You are viewing a plain text version of this content. The canonical link for it is here.
Posted to user@spark.apache.org by aaronjosephs <aa...@placeiq.com> on 2014/07/18 21:09:38 UTC

Spark Streaming with long batch / window duration

Would it be a reasonable use case of spark streaming to have a very large
window size (lets say on the scale of weeks). In this particular case the
reduce function would be invertible so that would aid in efficiency. I
assume that having a larger batch size since the window is so large would
also lighten the workload for spark. The sliding duration is not too
important, I just want to know if this is reasonable for spark to handle
with any slide duration



--
View this message in context: http://apache-spark-user-list.1001560.n3.nabble.com/Spark-Streaming-with-long-batch-window-duration-tp10191.html
Sent from the Apache Spark User List mailing list archive at Nabble.com.

Re: Spark Streaming with long batch / window duration

Posted by aaronjosephs <aa...@placeiq.com>.
So I think  I may end up using hourglass
(https://engineering.linkedin.com/datafu/datafus-hourglass-incremental-data-processing-hadoop)
a hadoop framework for incremental data processing, it would be very cool if
spark (not streaming ) could support something like this



--
View this message in context: http://apache-spark-user-list.1001560.n3.nabble.com/Spark-Streaming-with-long-batch-window-duration-tp10191p10311.html
Sent from the Apache Spark User List mailing list archive at Nabble.com.

Re: Spark Streaming with long batch / window duration

Posted by aaronjosephs <aa...@placeiq.com>.
Unfortunately for reasons I won't go into my options for what I can use are
limited, it was more of a curiosity to see if spark could handle a use case
like this since the functionality I wanted fit perfectly into the
reduceByKeyAndWindow frame of thinking. Anyway thanks for answering.



--
View this message in context: http://apache-spark-user-list.1001560.n3.nabble.com/Spark-Streaming-with-long-batch-window-duration-tp10191p10219.html
Sent from the Apache Spark User List mailing list archive at Nabble.com.

Re: Spark Streaming with long batch / window duration

Posted by emceemouli <ch...@calgary.ca>.
Thanks. If i not use Window and choose to use Streaming the data on to HDFS,
could you suggest how to only store 1 week worth of data. Should i create a
cron job to delete HDFS files older than a week. PLease let me know if you
have any other suggestions



--
View this message in context: http://apache-spark-user-list.1001560.n3.nabble.com/Spark-Streaming-with-long-batch-window-duration-tp10191p29005.html
Sent from the Apache Spark User List mailing list archive at Nabble.com.

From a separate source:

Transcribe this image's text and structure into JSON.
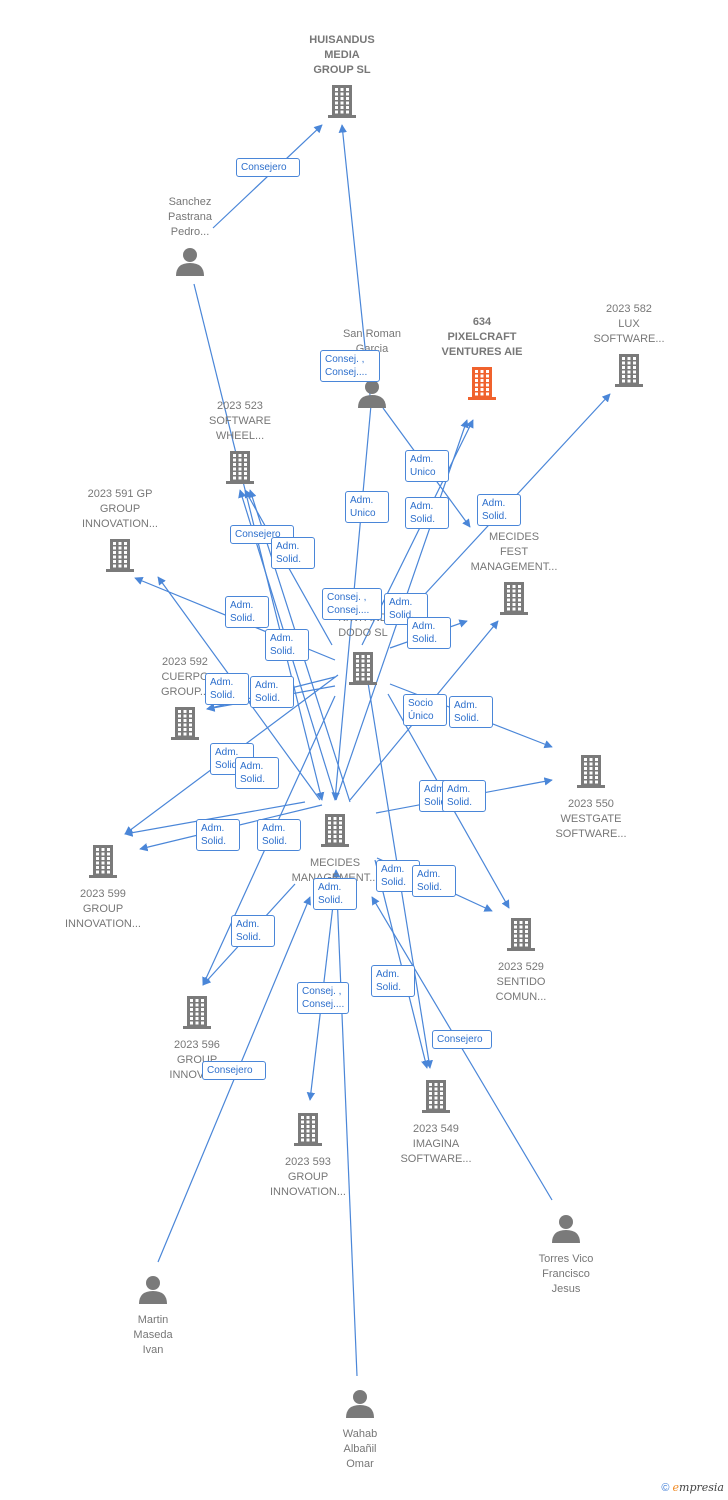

Re: Spark Streaming with long batch / window duration

Posted by Tathagata Das <ta...@gmail.com>.
If you want to process data that spans across weeks, then it best to use a
dedicated data store (file system, sql / nosql database, etc.) that is
designed for long term data storage and retrieval. Spark Streaming is not
designed as a long term data store. Also it does not seem like you need low
latency. So it might be better to use a combination of Spark Streaming and
Spark programs - Spark Streaming to receive data and store it some long
term data store, and Spark to periodically (every hour, day?) pull the data
from the store and process them. You can implement the invertible function
yourself in Spark by storing the previous "reduced values" in the same data
store every time the spark program is run, and then using that data the
next time.

The great thing is that both these program can share all the map, and
reduce functions.

TD


On Fri, Jul 18, 2014 at 12:09 PM, aaronjosephs <aa...@placeiq.com> wrote:

> Would it be a reasonable use case of spark streaming to have a very large
> window size (lets say on the scale of weeks). In this particular case the
> reduce function would be invertible so that would aid in efficiency. I
> assume that having a larger batch size since the window is so large would
> also lighten the workload for spark. The sliding duration is not too
> important, I just want to know if this is reasonable for spark to handle
> with any slide duration
>
>
>
> --
> View this message in context:
> http://apache-spark-user-list.1001560.n3.nabble.com/Spark-Streaming-with-long-batch-window-duration-tp10191.html
> Sent from the Apache Spark User List mailing list archive at Nabble.com.
>